Bejubeln die einen Chancen und Möglichkeiten einer Selbstüberwachung und beschwören ungeahnte Fähigkeiten, die ein dermaßen selbstbestimmtes Individuum entwickeln kann, ruft der Trend auch Bedenkenträger auf den Plan. Der Mensch unterwerfe sich damit bedingungslos den Gesetzen von Markt, Effizienz und Anpassung, fürchten diese. Bedenkt man, dass in Amerika digitale Gesundheitskontrolle schon bald obligatorisch wird, stellt sich zumindest ein mulmiges Gefühl ein.
Befinden wir uns auf einem Exerzierplatz, auf welchem Kosmetik, Medizin und Ernährungswissenschaft den Marsch blasen? Fakt ist: Die Models in den Hochglanz-Prospekten mit den digital verlängerten Beinen würden beim ersten Schritt umfallen. Doch so neu ist der Gedanke nicht, sich selbst zu fordern und zu fördern und damit ein ideales Abbild seiner Selbst zu schaffen: Ideengeschichtlich entspringt er der Romantik. So kontrollierte schon Johann-Wolfgang von Goethe seinerzeit anhand von Tagebucheinträgen die eigene Leistungsbilanz und befand sich in einer ständigen Feedback-Schleife gegen Trägheit und Selbstbetrug.
Das Denken in Rastern und Systemen darf jedoch nicht zulasten von unserer Arbeitswelt gehen.

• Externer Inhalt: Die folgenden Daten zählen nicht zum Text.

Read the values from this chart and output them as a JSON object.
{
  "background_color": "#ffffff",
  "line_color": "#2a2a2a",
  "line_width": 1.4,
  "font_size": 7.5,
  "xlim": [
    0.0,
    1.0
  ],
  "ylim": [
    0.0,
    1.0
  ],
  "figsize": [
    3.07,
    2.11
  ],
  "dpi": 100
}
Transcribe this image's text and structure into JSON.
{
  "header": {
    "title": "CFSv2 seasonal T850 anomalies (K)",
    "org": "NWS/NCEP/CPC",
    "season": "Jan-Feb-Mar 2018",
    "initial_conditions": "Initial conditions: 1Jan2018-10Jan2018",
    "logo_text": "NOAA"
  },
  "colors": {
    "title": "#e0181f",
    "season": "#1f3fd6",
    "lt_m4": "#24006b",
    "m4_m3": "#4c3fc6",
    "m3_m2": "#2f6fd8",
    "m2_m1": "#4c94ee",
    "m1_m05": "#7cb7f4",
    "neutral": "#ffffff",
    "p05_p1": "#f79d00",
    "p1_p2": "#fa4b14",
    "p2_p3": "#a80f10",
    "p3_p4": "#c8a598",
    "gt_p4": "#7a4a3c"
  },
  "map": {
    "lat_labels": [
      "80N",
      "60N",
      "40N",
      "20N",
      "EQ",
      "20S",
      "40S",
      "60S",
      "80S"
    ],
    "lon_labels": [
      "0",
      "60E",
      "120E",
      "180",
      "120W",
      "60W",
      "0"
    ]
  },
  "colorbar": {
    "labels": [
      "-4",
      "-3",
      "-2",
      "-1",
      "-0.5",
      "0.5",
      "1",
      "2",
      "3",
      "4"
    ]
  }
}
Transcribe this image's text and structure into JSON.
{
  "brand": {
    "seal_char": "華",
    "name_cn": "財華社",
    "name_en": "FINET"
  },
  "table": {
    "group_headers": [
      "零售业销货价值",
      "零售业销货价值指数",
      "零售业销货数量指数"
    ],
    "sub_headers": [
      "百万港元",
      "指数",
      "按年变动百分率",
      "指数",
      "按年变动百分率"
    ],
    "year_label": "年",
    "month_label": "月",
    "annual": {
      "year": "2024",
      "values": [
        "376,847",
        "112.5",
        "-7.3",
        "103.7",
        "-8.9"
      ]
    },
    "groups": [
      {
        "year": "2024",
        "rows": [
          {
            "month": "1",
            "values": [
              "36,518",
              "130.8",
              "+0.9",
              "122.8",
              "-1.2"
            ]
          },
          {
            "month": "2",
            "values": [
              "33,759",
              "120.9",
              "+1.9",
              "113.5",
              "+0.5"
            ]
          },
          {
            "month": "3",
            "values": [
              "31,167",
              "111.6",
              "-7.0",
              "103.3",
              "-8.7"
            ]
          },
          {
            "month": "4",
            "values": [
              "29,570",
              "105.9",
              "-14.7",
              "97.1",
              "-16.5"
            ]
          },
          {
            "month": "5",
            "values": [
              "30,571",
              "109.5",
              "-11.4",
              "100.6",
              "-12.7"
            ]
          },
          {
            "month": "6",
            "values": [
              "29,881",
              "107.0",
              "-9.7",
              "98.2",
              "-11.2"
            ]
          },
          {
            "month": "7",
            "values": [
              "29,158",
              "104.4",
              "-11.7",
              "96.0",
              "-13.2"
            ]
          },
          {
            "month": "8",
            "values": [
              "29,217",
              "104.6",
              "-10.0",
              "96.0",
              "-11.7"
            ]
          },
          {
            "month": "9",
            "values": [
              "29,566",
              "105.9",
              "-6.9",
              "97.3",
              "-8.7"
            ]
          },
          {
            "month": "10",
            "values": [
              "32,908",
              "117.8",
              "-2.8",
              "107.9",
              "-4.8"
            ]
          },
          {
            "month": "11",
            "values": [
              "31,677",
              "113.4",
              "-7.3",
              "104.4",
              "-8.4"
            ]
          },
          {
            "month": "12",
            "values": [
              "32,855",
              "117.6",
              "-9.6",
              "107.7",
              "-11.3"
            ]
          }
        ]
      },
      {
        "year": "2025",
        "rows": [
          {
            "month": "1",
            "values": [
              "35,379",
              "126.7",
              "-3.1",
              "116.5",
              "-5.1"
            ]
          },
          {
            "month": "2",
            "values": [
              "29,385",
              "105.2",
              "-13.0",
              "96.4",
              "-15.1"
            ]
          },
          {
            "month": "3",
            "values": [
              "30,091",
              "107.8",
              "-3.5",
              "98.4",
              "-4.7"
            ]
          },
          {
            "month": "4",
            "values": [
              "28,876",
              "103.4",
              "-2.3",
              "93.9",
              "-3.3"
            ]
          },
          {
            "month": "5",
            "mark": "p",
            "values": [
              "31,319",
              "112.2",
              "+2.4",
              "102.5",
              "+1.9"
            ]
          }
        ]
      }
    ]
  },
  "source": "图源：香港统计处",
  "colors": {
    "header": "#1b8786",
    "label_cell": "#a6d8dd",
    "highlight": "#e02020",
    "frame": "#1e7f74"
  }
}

Das Leben ist zu kurz, um sich dem Diktat eines unablässigen Wettbewerbes zu unterwerfen – unter der Glasglocke eines Drills, der Hoffnung und Leidenschaft erstickt. Damit auch die Kreativität: Denn der schlimmste, professionelle Fehler ist die Abwesenheit von Glück.
Die Intelligenz des Verbrauchers ist letztendlich die wahre Antriebsfeder. Gegen diese Kraft sind auch die kernigsten Neuzeit-Propheten Waisenkinder.
Doch Hand aufs Herz: Halten Sie beim Supermarkt-Rundgang auch unwillkürlich Ausschau nach Light-Produkten, veganen Burgern, frisch gepressten Säften, laktosefreier Schokolade? Oder nach dem idealen Bindemittel für Ihre Smoothies? Kennen Sie am Ende sogar die Profi-Textur aus der weißen, inneren Schicht der Zitrone: jene begehrte Finesse, welche Ihren grünen Shakes eine herrliche Cremigkeit verleiht und auch Fruchtsaucen, Füllungen und Farcen kalorienfrei aufwertet? Dann sind auch Sie in der Seele ein Selbst-Optimierer.